Before diving into extensions and interpretations of the proposed NDE, I would like to briefly explain the concept (For those who want a more detailed explanation of the method, please refer to the paper, [PDF].).

The weather stations (and their sensing values) are represented as a graph and our NDE predicts their future values. Given a graph \(G = (V, E) \) annotated with node and edge features, the core NDE layer evolves \(H_V^{(0)}\) to \(H_V^{(1)}\), followed by a decoding layer that produces predictions. Thus, the NDE layer consists of two parts: i) the diffusion equation and ii) the neural network-based uncertainty model \(f\).
Our model's diffusion equation consists of the predefined graph Laplacian matrix and learnable heat capacity matrix. There are four types for heat capacity modeling as follows.
1)Edge class: We learn a heat capacity coefficient for each class of edges when edge features are one-hot vectors. Edge classes are predefined by the land
usage of each node(land).
2)Heat matrix: We learn a heat capacity matrix \(K ∈ R^{|V|×|V|}\).
3)Single coefficient: We learn a single heat capacity coefficient \(k ∈ R\).
4)Fixed coefficient: We consider the case of \(k=1\).

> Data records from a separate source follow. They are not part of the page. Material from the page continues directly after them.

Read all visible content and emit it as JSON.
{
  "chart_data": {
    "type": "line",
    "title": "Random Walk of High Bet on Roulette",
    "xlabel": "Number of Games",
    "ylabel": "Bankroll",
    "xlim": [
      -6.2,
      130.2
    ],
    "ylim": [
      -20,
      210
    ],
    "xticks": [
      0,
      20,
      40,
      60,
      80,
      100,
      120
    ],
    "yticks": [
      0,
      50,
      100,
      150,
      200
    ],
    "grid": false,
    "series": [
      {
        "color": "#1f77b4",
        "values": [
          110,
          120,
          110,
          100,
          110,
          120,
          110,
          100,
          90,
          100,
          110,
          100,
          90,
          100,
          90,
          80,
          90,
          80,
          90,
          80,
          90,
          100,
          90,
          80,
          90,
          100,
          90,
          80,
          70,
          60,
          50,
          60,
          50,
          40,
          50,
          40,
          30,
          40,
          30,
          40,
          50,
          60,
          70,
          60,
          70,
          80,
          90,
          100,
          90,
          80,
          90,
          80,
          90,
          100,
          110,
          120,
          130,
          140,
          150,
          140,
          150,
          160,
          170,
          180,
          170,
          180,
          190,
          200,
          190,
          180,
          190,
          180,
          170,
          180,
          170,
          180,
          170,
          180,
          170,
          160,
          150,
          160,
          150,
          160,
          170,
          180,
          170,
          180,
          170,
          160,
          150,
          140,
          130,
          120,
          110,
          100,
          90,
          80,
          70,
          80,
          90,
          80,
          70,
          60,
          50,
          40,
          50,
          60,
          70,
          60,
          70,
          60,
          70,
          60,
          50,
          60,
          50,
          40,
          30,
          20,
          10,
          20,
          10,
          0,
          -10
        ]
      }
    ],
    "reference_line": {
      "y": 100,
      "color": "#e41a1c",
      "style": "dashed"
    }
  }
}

Uncertainty model \(f\) consists of a neural network with a few parameters for modeling noise in the given climate dataset to deal with the part that
cannot be addressed by diffusion processes alone.

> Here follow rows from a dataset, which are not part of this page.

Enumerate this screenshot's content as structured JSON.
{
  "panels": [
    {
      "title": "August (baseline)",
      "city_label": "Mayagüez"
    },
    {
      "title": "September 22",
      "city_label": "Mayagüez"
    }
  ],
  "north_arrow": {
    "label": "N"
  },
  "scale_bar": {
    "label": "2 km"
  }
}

Perspectives of interpreting NDE
There are two ways to view the proposed concept NDE.
(1) Modeling diffusion equation with Neural ODE
(2) Continuous version of graph neural networks.




Graph Neural Networks (GNNs) operate by exchanging information between adjacent nodes in the form of message passing. This process is conceptually equivalent to the diffusion process, where nodes conduct diffusion through the edges. This analogy can be applied in various GNN based papers. Take, for example, simple graph convolution (SGC) [2]. SGC has the following layer definition. $$H(m) = S^mH(0) \tag3$$ where \(H\) is the node hidden matrix, and \(S^m\) is the \(m\)-th power of the symmetrically normalized adjacency matrix S with added self loops. Then, Eq.(2) can be derived from Eq.(3), as proven in our paper, where Eq.(2) becomes equivalent to Eq.(3) when the Euler method with a unit step size is used. This analogy of diffusion-based GNNs to continuous graph neural networks enables simple Euler solvers to be expanded to various solvers, such as the Dormand-Prince method or implicit solvers. Moreover, a neural network for uncertainty modeling can be applied side by side with a diffusion equation completing the equation for our NDE.
Where NDE leads us
Our method, therefore, can be viewed as where the study of physics informed neural networks and graph neural networks, and neural differential equations meet. This analogy also suggests that there are multiple ways to expand or change and reinvent the concept. Currently, my colleagues and I are working on not only its applications but also developing its theory.
Since numerous equations can be applied in this framework, a simple extension would be changing the differential equation. Advection-diffusion (or convection-diffusion) equation would be the most straightforward extension of our work, which also considers the direction of the graph. Since the graph structure and edge classes are maintained throughout our proposed training process, dynamic graphs or graph-structure learning can also be an advancement. Finally, controlled differential equations, a more general equation than an ordinary differential equation that uses the Riemman integral, can also be a great direction to advance. (Check on our new project STG-NCDE)
Currently, this project is under journal extension process.✨
References
[1]S. Seo and Y. Liu, “Differentiable physics-informed graph networks,” arXiv preprint, 2019[2]F. Wu, A. Souza, T. Zhang, C. Fifty, T. Yu, and K. Weinberger, “Simplifying graph convolutional networks,” in ICML. PMLR, 2019.